A boy, who started remittent fever reaching 40°C at the age of 4 years and 9 months and gradually developed hepatosplenomegaly, lymphadenopathy, pancytopenia, and hypergammaglobulinemia, is reported. Aspirated bone marrows contained sea‐blue histiocytes, and nitroblue tetrazolium test was abnormal.
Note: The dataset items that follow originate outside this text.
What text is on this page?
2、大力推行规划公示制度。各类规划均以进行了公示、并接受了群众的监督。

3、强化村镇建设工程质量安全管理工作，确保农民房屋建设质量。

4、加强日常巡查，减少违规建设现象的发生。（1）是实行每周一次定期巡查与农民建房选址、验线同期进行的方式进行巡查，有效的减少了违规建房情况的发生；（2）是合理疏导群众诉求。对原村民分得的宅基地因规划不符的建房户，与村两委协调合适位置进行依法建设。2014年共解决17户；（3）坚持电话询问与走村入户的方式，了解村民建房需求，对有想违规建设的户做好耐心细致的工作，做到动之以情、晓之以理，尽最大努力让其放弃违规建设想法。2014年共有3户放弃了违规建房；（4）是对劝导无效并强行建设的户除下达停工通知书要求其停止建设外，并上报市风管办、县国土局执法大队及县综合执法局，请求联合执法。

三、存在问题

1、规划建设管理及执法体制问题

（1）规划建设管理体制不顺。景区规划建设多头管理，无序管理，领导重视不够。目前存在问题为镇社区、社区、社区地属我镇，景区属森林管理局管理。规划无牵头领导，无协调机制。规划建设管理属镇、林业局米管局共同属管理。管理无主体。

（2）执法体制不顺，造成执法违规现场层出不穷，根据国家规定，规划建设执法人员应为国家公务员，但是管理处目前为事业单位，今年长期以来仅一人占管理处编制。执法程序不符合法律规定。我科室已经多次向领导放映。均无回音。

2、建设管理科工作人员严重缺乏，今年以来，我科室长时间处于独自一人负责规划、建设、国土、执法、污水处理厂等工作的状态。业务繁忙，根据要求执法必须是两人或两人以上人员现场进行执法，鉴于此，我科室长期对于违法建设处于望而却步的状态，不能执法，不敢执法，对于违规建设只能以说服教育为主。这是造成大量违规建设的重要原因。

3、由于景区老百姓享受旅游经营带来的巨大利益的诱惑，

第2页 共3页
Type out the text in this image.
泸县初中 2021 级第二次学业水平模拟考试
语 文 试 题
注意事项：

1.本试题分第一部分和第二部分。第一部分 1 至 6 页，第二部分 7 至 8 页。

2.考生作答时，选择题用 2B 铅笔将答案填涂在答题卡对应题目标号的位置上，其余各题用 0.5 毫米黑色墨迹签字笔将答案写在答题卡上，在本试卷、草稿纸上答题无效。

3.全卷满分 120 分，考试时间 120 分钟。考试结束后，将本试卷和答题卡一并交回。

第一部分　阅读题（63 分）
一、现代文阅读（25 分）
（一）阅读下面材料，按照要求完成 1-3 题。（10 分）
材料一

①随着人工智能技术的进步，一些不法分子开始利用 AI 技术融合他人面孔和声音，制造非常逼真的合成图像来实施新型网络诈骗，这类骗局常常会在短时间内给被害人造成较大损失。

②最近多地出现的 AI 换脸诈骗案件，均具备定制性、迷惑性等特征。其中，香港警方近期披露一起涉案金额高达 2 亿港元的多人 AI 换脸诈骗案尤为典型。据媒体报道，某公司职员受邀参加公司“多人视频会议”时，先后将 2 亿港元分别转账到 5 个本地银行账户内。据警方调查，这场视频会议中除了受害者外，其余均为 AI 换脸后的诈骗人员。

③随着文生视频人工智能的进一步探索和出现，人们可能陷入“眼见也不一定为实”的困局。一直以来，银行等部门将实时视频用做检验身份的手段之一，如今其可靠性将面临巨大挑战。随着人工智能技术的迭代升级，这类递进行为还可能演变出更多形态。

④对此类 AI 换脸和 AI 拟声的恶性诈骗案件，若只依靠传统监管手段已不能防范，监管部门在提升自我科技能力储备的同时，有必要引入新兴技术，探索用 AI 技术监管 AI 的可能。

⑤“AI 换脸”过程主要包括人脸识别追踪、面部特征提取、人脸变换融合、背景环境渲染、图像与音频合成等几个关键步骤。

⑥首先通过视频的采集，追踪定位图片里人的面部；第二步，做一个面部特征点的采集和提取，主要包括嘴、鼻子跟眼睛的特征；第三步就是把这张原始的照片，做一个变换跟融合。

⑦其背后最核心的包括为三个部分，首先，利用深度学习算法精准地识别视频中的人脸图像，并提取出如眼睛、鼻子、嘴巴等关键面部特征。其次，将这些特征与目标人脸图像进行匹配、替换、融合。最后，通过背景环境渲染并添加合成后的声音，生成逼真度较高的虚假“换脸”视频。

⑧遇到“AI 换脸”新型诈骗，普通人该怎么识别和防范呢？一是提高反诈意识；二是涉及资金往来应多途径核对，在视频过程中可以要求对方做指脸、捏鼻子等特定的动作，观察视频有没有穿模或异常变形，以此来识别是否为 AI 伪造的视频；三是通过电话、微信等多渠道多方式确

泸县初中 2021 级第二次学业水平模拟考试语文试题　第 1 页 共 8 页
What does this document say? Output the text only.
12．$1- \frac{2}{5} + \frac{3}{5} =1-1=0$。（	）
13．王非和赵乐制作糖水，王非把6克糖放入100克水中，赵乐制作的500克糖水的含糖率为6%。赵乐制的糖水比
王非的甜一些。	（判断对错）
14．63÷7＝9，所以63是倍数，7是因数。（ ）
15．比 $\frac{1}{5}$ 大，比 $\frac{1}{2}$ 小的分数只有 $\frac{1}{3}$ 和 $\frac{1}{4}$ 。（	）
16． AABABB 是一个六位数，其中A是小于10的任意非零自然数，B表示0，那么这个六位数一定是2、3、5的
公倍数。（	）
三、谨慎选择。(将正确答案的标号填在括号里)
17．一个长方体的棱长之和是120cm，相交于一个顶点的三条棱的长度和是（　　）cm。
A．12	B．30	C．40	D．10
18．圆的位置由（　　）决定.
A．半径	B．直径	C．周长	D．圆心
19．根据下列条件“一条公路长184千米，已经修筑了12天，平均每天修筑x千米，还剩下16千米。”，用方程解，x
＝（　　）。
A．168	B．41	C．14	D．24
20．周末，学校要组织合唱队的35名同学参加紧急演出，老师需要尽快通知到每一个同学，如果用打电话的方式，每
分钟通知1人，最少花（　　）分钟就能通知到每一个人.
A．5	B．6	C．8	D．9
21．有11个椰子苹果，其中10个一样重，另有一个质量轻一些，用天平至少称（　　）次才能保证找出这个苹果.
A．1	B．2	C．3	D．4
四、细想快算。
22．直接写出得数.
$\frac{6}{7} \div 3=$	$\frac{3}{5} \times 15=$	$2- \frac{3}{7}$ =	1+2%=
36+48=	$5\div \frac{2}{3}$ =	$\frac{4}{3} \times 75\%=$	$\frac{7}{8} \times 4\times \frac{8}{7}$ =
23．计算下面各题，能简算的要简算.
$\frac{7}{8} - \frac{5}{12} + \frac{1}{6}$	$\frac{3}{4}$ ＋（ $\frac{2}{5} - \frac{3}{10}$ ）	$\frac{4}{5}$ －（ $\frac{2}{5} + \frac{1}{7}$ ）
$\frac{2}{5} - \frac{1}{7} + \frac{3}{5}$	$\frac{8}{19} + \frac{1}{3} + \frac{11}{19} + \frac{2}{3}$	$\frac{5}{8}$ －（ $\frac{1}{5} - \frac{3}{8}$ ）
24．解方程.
X‐ray examination revealed a tumor mass in the right lung, uremia occurred terminally, and he died at the age of 10 years and 3 months. Surgical specimens, obtained by splenectomy, and necropsy revealed the presence of characteristic sea‐blue cells in the bone marrow, spleen, lymph nodes, liver, and kidneys, and pseudotuberculous granulomas with or without aspergillus in the lungs, epicardium, liver, and lymph nodes. Histochemically, sea‐blue granules accumulating in the cytoplasm of the histiocytes were proved to be a lipogenic ceroid‐like pigment. Electron microscopically, these granules were comprised of round or ovoid, membrane‐bound or free lipid droplets of various sizes and electron densities, occasionally containing poorly oriented, lamellar structures. The nature and possible pathogenesis of the sea‐blue histiocytosis in this case are discussed briefly. ACTA PATHOL. JPN. 34 : 1385–1401, 1984.